Showing posts with label George Butler. Show all posts
Showing posts with label George Butler. Show all posts
February 26, 2011
The Talkative Ghost of Nelly Butler
The following are some things I consider traditional activities for ghosts: moaning eerily, knocking things off shelves while invisible, showing up in people's bedrooms and scaring the heck out of them, and maybe even making the walls bleed. I'd even accept flushing toilets incessantly in a haunted hotel.
I wouldn't consider talking for hours and hours a very ghostly activity. But New England's first recorded ghost did just that. In fact, she delivered entire sermons to a large audience.
The haunted happenings started in 1799 in the Machiasport*, Maine home of Captain Abner Blaisdel. Throughout the year the Blaisdel family heard odd sounds in their home, but although they thought it unusual they didn't worry much about it. In early 1800 the noises became louder and more easily identifiable.
It was a woman's voice, and it was coming from their cellar.
The voice claimed it belonged to one Nelly Butler, the recently deceased wife of nearby resident Captain George Butler. Nelly's ghost chatted with the Blaisdel family for a while, and eventually they summoned Nelly's father, David Hooper. Mr. Hooper came to the Blaisdel's cellar a skeptic, but left convinced that it was indeed his daughter's spirit talking to him.
In the spring of that year Nelly became visible, appearing first to one of the Blaisdel children as a glowing female form floating over the fields. Soon she began appearing as a glowing white shape in the Blaisdel's cellar, where she would lecture large crowds of people about the Bible and their moral (and immoral) behavior. Eventually, Nelly began appearing in the woods and farms around town, and in the Hooper and Butler family homes.

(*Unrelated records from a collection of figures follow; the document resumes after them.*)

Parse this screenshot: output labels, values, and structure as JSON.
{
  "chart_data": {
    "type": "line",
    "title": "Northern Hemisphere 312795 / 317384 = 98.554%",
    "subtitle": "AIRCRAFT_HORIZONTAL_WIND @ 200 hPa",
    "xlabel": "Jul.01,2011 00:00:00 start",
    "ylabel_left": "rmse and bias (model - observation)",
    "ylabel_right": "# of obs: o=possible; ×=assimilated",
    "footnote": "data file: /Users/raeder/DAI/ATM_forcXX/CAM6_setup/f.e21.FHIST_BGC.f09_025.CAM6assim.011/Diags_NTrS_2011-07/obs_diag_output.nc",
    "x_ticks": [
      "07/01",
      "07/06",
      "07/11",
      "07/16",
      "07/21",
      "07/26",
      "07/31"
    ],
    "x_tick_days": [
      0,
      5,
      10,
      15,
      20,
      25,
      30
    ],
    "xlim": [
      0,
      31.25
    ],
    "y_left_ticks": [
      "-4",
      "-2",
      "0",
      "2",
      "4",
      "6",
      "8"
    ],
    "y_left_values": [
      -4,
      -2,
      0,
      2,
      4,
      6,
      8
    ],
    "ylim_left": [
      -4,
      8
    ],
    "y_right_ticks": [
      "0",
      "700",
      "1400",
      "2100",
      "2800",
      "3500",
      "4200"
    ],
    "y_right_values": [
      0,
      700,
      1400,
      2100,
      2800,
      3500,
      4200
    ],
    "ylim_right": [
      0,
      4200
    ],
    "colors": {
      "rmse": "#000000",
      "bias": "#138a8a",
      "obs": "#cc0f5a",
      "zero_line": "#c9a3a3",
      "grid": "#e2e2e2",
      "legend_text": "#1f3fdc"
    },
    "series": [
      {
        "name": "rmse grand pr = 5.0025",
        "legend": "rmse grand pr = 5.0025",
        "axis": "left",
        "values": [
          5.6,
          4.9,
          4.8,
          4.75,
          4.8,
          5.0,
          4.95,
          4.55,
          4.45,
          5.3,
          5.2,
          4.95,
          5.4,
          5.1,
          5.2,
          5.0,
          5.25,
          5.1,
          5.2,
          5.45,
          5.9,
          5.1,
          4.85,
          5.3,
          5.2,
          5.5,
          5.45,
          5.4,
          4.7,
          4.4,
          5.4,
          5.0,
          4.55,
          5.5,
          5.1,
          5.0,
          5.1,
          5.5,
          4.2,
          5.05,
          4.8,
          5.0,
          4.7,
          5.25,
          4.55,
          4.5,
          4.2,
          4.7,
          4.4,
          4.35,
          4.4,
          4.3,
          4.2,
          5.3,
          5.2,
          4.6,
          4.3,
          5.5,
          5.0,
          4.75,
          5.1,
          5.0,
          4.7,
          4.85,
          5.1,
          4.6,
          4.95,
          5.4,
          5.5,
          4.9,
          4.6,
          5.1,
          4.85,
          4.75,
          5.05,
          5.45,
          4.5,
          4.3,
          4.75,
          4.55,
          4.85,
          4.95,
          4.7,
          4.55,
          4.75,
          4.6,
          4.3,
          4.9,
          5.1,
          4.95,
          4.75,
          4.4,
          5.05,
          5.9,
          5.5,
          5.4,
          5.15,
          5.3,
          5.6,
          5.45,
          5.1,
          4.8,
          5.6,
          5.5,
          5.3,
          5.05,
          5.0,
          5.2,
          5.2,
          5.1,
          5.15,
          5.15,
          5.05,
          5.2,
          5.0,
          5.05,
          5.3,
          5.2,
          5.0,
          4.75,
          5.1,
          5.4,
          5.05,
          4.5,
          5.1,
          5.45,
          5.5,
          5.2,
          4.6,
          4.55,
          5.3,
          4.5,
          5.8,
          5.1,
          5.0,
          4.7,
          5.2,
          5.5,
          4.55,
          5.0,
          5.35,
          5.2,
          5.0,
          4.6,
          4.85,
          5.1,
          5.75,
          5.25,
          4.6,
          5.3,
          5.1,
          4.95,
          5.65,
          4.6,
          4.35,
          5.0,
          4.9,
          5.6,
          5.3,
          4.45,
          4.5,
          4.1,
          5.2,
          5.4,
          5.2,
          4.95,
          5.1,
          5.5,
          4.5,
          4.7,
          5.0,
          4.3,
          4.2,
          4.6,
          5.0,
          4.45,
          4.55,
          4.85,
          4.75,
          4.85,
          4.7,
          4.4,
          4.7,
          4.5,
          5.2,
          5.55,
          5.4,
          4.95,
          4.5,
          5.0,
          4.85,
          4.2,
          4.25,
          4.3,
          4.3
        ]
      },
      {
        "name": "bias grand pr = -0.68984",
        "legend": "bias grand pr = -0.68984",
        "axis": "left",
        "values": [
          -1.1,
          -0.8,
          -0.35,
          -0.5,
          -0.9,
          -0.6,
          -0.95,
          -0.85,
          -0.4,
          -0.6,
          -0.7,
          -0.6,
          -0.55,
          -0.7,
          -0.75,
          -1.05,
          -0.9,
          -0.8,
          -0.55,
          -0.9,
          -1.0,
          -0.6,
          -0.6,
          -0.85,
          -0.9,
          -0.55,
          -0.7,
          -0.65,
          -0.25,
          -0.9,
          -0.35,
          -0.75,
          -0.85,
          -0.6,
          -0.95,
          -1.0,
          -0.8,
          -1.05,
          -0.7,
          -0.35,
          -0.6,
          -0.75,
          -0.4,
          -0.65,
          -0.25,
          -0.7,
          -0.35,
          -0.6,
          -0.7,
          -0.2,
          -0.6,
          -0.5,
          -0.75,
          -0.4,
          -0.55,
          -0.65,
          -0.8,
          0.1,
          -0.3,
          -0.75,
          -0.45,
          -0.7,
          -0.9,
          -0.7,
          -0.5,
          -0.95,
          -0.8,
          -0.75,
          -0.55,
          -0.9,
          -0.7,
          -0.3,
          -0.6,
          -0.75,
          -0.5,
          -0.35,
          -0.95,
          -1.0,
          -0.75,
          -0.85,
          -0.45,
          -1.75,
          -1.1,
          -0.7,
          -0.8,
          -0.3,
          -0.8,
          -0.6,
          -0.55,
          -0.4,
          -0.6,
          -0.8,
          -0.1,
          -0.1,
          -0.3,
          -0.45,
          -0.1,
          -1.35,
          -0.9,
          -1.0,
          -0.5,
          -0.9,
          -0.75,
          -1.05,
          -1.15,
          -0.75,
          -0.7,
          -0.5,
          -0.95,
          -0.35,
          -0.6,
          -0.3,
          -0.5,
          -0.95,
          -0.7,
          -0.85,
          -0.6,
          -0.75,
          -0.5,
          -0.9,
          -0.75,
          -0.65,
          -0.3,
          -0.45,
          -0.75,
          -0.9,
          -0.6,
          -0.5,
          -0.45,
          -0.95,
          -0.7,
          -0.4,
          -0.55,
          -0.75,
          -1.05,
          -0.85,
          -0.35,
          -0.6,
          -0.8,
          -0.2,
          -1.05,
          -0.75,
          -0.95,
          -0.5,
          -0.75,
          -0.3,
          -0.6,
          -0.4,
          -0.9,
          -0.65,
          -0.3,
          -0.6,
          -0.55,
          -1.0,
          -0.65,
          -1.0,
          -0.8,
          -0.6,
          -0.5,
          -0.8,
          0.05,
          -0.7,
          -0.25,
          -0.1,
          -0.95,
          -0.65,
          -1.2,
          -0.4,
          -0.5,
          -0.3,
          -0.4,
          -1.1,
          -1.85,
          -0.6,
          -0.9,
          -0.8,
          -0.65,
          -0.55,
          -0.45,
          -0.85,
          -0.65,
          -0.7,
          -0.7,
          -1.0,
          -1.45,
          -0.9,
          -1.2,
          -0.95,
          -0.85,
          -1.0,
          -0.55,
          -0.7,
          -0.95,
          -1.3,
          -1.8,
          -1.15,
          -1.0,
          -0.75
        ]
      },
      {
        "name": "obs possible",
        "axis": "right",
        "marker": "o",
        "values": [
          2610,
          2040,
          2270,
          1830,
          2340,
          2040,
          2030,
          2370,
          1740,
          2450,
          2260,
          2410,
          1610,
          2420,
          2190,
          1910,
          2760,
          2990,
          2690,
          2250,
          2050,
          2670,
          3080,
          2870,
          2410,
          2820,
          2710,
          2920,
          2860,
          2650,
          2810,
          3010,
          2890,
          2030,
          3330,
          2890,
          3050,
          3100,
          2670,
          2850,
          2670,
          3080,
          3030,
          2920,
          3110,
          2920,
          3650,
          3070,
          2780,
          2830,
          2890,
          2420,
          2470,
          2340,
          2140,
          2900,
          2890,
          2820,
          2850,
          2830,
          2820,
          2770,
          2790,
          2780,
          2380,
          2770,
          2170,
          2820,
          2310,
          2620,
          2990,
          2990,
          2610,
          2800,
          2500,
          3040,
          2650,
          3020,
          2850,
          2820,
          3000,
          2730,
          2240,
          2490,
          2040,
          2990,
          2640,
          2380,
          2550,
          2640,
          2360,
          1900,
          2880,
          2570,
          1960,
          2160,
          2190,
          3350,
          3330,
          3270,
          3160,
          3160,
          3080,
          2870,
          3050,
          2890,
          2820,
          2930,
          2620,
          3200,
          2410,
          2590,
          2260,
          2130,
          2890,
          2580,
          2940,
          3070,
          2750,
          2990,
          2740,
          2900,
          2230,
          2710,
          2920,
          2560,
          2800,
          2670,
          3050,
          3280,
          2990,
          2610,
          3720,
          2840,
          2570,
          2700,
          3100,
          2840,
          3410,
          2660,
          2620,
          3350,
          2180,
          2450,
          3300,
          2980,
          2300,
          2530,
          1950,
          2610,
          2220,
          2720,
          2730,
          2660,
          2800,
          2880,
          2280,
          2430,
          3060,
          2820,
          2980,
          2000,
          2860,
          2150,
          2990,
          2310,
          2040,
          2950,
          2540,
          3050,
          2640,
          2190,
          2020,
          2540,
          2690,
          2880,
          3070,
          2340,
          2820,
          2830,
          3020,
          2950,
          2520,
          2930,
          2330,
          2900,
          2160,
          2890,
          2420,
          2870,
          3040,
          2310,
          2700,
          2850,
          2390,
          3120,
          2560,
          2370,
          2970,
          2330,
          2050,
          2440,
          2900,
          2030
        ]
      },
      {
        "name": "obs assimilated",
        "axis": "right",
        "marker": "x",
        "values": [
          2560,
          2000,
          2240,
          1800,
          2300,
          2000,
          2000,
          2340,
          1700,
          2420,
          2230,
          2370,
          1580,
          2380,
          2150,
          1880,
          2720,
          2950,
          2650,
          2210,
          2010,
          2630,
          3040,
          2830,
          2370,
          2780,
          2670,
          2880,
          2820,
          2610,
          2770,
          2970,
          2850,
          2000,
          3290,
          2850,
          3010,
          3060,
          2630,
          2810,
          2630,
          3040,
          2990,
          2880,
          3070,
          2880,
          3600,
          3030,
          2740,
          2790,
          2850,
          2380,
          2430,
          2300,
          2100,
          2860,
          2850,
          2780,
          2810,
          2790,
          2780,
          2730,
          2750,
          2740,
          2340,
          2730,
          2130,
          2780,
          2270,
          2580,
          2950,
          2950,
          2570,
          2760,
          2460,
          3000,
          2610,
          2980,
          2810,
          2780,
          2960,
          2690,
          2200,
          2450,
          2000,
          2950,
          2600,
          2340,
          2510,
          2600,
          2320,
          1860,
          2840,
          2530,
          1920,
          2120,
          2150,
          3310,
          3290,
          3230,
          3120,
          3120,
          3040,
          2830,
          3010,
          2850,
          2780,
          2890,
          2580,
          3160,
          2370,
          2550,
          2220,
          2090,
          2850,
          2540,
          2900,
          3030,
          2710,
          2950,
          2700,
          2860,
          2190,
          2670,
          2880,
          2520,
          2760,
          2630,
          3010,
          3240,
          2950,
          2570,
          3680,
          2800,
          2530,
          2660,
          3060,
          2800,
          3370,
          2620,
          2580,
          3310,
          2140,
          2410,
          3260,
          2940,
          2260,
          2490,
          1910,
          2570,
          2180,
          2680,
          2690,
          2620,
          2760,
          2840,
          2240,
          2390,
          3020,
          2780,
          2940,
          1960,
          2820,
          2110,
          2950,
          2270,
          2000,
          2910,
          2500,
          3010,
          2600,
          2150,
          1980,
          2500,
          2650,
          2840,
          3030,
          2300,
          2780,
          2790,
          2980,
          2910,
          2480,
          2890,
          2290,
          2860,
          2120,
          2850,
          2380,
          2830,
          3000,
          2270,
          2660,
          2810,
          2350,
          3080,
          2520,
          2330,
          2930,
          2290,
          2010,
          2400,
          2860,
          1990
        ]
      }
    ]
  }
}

Nelly also delivered prophecies, accurately predicting that Capt. Blaisdel's wife and father would die, and that her own widowed husband Captain Butler would marry Blaisdel's daughter Lydia. Nelly appeared at their wedding, and sadly predicted that Lydia would be dead within ten months. That prophecy also came true. (It also silenced local gossips who thought Nelly's ghost was really a hoax created by Lydia Blaisdel - Nelly continued to appear after Lydia died.)
Reverend Abraham Cummings, a local clergyman remained skeptical. He thought Nelly's ghost was clearly a hoax perpetuated by Captain Blaisdel himself. But he changed his mind after encountering Nelly, who appeared to him along the road as a ball of white light that changed to a woman "with rays of light shining from her head all about, and reaching to the ground." Rev. Cummings later wrote about his meeting with the ghost in a pamphlet called Immortality Proved by the Testimony of Science.
And that was the last time Nelly appeared to anyone. Apparently her mission was done.
This is one of those "what the heck!?!?!" stories that are hard to categorize. I got a lot of my information from Joseph Citro's excellent book Passing Strange, and he points out the similarities between Nelly's ghost and spiritualism and visions of the Virgin Mary. I think those are both good points. Spiritualism didn't officially appear until the 1840s, but perhaps this was an early precursor. The Machiasport folks were Protestants, so maybe they categorized a phenomena differently than Catholics would have, who might have seen the spirit as Mary.
As for myself, I'm just confused and puzzled.
For those who want to read more about Nelly Butler's ghost, Google books has the text of Emma Hardinge Britten's 1884 book Nineteenth Century Miracles, or Spirits and Their Work in Every Country of the Earth. It contains transcripts of conversations with Nelly and more details about her appearances.
*More recent research by Marcus LiBrizzi indicates the Blaisdel house was in Sullivan, Maine.